Quando a transposição do Rio São Francisco começou, em 4 de junho 2007, a promessa era de que a água levada pelos 477 quilômetros de canais iria mudar a realidade de cerca de 12 milhões de pessoas no Semiárido Nordestino, região com os piores indicadores sociais do Brasil, castigada por constantes períodos de estiagem e a ausência histórica de políticas públicas. À medida que as máquinas avançavam, 848 famílias que moravam ou trabalhavam no caminho da obra tiveram suas vidas completamente modificadas. Em 2010, após muita negociação, os primeiros moradores começaram a ser transferidos para dezoito Vilas Produtivas Rurais (VPR). 

Dez anos depois, pouco antes do início da pandemia da Covid-19, uma equipe de reportagem da Marco Zero Conteúdo visitou as dezoito VPRs. Foram 2.300 quilômetros percorridos para mostrar como as pessoas mais afetadas pela transposição estão vivendo. À espera da água, elas enfrentam dificuldades para plantar e, em muitos casos, para abastecer as próprias casas. Enquanto a obra não fica pronta, os mais velhos não conseguem se adaptar ao novo estilo de vida e os mais jovens perdem o vínculo com suas raízes.

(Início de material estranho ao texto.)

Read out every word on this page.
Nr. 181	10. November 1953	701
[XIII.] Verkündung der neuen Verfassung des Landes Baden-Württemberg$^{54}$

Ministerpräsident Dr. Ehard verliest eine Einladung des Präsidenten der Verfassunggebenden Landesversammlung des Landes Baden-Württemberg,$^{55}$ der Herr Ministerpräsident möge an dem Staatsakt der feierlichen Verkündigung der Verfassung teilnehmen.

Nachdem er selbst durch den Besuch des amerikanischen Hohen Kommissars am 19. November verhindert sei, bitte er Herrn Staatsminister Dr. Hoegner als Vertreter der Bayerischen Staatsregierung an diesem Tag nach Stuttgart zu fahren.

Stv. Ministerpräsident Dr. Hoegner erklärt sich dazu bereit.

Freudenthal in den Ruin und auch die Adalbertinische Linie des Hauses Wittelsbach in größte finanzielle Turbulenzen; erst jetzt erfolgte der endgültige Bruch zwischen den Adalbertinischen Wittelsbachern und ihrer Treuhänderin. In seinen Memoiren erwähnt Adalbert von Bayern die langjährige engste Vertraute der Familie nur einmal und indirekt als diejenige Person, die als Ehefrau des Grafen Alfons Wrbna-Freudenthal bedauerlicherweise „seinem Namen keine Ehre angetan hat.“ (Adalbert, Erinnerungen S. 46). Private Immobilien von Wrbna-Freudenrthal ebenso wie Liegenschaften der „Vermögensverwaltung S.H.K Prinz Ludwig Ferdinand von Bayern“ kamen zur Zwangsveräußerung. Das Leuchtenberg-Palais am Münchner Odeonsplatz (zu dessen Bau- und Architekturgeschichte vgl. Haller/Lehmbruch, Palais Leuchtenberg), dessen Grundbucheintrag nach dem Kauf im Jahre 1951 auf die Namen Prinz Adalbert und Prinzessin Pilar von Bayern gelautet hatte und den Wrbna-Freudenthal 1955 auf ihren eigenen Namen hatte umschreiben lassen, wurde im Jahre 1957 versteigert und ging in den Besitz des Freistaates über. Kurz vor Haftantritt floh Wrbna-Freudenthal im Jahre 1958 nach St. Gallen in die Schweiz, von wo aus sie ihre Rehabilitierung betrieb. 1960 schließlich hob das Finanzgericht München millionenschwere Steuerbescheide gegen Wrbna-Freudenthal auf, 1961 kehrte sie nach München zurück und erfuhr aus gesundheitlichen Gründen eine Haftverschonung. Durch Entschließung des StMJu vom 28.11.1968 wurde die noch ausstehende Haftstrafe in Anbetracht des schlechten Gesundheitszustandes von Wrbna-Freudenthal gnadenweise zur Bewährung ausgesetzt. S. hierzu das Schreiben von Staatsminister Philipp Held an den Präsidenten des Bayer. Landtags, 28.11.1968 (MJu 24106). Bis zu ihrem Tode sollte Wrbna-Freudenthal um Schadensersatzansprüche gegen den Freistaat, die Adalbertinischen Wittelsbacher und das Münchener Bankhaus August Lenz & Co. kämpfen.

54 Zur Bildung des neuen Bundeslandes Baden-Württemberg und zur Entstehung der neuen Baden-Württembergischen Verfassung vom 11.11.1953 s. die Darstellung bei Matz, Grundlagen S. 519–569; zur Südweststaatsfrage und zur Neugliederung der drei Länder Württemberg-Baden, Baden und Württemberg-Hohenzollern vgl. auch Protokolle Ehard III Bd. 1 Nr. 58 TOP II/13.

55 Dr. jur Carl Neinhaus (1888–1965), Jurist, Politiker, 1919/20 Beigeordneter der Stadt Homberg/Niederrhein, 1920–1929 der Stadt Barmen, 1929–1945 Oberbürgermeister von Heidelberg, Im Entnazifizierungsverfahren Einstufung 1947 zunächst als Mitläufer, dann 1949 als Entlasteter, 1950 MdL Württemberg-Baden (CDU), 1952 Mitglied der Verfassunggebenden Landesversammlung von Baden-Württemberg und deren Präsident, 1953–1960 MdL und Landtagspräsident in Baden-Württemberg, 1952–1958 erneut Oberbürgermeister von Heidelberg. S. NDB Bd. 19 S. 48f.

A seguir, confira a primeira das três reportagens da série que o Brasil de Fato republica na íntegra.

Sem água e sem raiz 

O termômetro do carro marcava 44 graus. O alaranjado do chão pedregoso, a poeira e o azul do céu sem nuvens pareciam intensificar o calor. Logo no início da conversa com José Antônio Ribeiro, o convite para entrar em sua casa veio acompanhado da frase que resume a insatisfação dele com o lugar onde vive:  “Aqui não tem um pé de sombra”.

Dez anos se passaram e Zé Ribeiro, como gosta de ser chamado, não se acostumou com o que ele ainda chama de “casa nova”. Com 84 anos, ele é o morador mais velho da Vila Produtiva Rural Junco, a mais antiga do Projeto de Integração do Rio São Francisco com Bacias Hidrográficas do Nordeste Setentrional. Antes de se mudar para a VPR, em maio de 2010, morava em um sítio no Baixio dos Grandes, no município de Cabrobó, no Sertão pernambucano. O sítio, onde passou cerca de sessenta anos da sua vida, era uma das 1.889 propriedades rurais afetadas pela obra. No lugar da antiga casa agora existe um reservatório que abastece parte do município de Terra Nova (PE).

Zé Ribeiro sente falta da vida antiga. Da roça, das frutas e de tomar banho de rio. “Isso aqui é uma ilusão. Foi uma ruindade que fizeram comigo. Mudou muito a minha vida”. Esse sentimento de não pertencer ao novo lugar, em maior ou menor grau, está presente na maioria dos moradores das dezoito VPRs espalhadas pelo Sertão de Pernambuco, Ceará e Paraíba. É como se a vida das 848 famílias que trocaram suas terras pela promessa de um futuro melhor em uma vila estivesse pausada.

 

Muito do sentimento de “não pertencimento” vem da lógica das VPRs. As vilas são uma espécie de condomínio fechado e, quase sempre, isolado. Cada família realocada recebeu uma casa de alvenaria com 99 m² de área construída em um lote de meio hectare (5000 m²), além de rede de água, sistema sanitário, energia elétrica, posto de saúde, escola, espaço de lazer e áreas destinadas ao comércio e à construção de templos religiosos, tudo previsto no Programa de Reassentamento da    s Populações (PBA08), documento do Governo Federal. Para ter uma ideia do tamanho das vilas, a  maior delas, Vassouras (Brejo Santo/CE), tem 145 casas. A menor, Ipê ( Jati/CE), tem 10. 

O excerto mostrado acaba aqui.